During a Russian-Indian business conference in New Delhi this week, the Deputy Chairman of the State Duma, Alexander Babakov, suggested that Russia, China and India should trade using a common digital currency. He stated it was a top priority, according to Russian News Agency Tass.

“Our first goal is to write new rules in the financial sphere that will enable the use of an already common currency. It doesn’t matter whether it’s a digital ruble, a digital rupee, a digital yuan, or some other currency. But it is critical that this currency follow the laws of our respective nations,” he said.

His key point is he wants to use rules not set by the West. Talking about the currency he stated that,” Its creation should be based on establishing new financial ties based on a system that does not safeguard today’s dollar and euro, but rather creates a new currency capable of serving our goals.”
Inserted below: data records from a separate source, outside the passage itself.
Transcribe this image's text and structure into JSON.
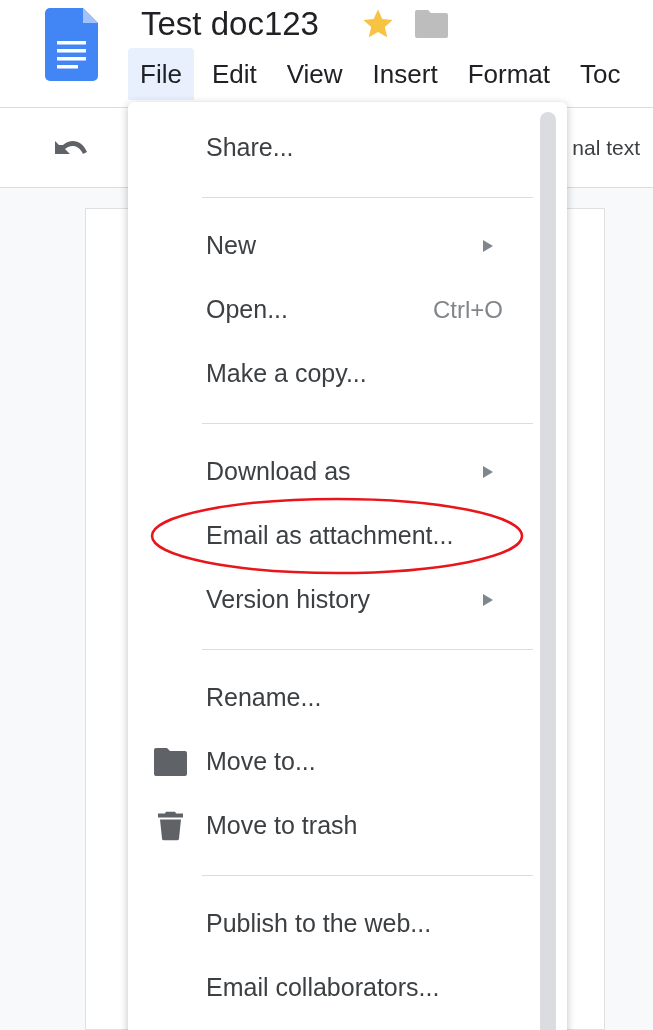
{
  "document": {
    "title": "Test doc123",
    "starred": true
  },
  "menu_bar": [
    {
      "label": "File",
      "selected": true
    },
    {
      "label": "Edit",
      "selected": false
    },
    {
      "label": "View",
      "selected": false
    },
    {
      "label": "Insert",
      "selected": false
    },
    {
      "label": "Format",
      "selected": false
    },
    {
      "label": "Toc",
      "selected": false
    }
  ],
  "toolbar": {
    "style_text": "nal text"
  },
  "file_menu": {
    "groups": [
      [
        {
          "label": "Share...",
          "submenu": false,
          "circled": false
        }
      ],
      [
        {
          "label": "New",
          "submenu": true,
          "circled": false
        },
        {
          "label": "Open...",
          "shortcut": "Ctrl+O",
          "submenu": false,
          "circled": false
        },
        {
          "label": "Make a copy...",
          "submenu": false,
          "circled": false
        }
      ],
      [
        {
          "label": "Download as",
          "submenu": true,
          "circled": false
        },
        {
          "label": "Email as attachment...",
          "submenu": false,
          "circled": true
        },
        {
          "label": "Version history",
          "submenu": true,
          "circled": false
        }
      ],
      [
        {
          "label": "Rename...",
          "submenu": false,
          "circled": false
        },
        {
          "label": "Move to...",
          "kind": "folder",
          "submenu": false,
          "circled": false
        },
        {
          "label": "Move to trash",
          "kind": "trash",
          "submenu": false,
          "circled": false
        }
      ],
      [
        {
          "label": "Publish to the web...",
          "submenu": false,
          "circled": false
        },
        {
          "label": "Email collaborators...",
          "submenu": false,
          "circled": false
        }
      ]
    ]
  }
}
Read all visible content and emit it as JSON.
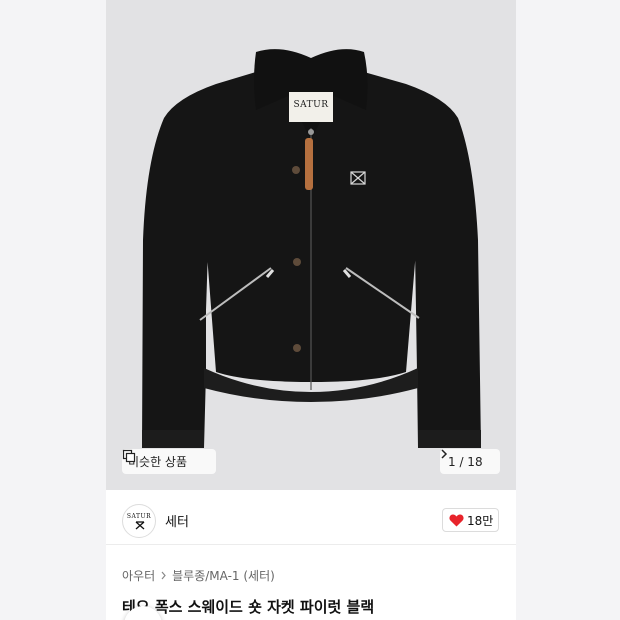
{
  "product": {
    "image_alt": "Black wool jacket",
    "patch_text": "SATUR",
    "similar_label": "비슷한 상품",
    "image_counter": "1 / 18",
    "title": "테오 폭스 스웨이드 숏 자켓 파이럿 블랙"
  },
  "brand": {
    "logo_text": "SATUR",
    "name": "세터",
    "likes": "18만"
  },
  "breadcrumb": {
    "items": [
      "아우터",
      "블루종/MA-1 (세터)"
    ]
  },
  "colors": {
    "like_heart": "#e8242b",
    "jacket": "#151515",
    "background": "#e2e2e4"
  }
}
The concept is not a new one, but perhaps for Russia it has an added urgency with mounting sanctions following the Russian invasion of Ukraine. Russia explored using cryptocurrency for international payments, but Europe shut the door. There are also rumors of digital currency work with Iran

All three countries, Russia, India, and China are part of the BRICS (Brazil, Russia, India, China, and South Africa) group, which has floated a multinational digital currency since at least 2017 with no significant progress. 

Russia is working on a central bank digital currency (CBDC) and had scheduled work on a cross border CBDC this quarter. For its part, India is progressing with CBDC pilot work on three fronts: a retail consumer-focused CBDC, a wholesale CBDC and a cross border CBDC with the UAE

In turn, the UAE is a participant in Project MBridge, the cross border CBDC project that includes China, Hong Kong and Thailand, as well as the BIS. While not directly participating, another six central banks are observers, the Philippines, Malaysia, Indonesia, Korea, Sweden, and Israel.

What’s different about MBridge is that it is more advanced and is working towards production rather than purely being an experiment. So the big question is whether Russia and India might join. However, there are ongoing political issues between India and China regarding their border dispute. And Russia joining MBridge could put the BIS in a tricky position.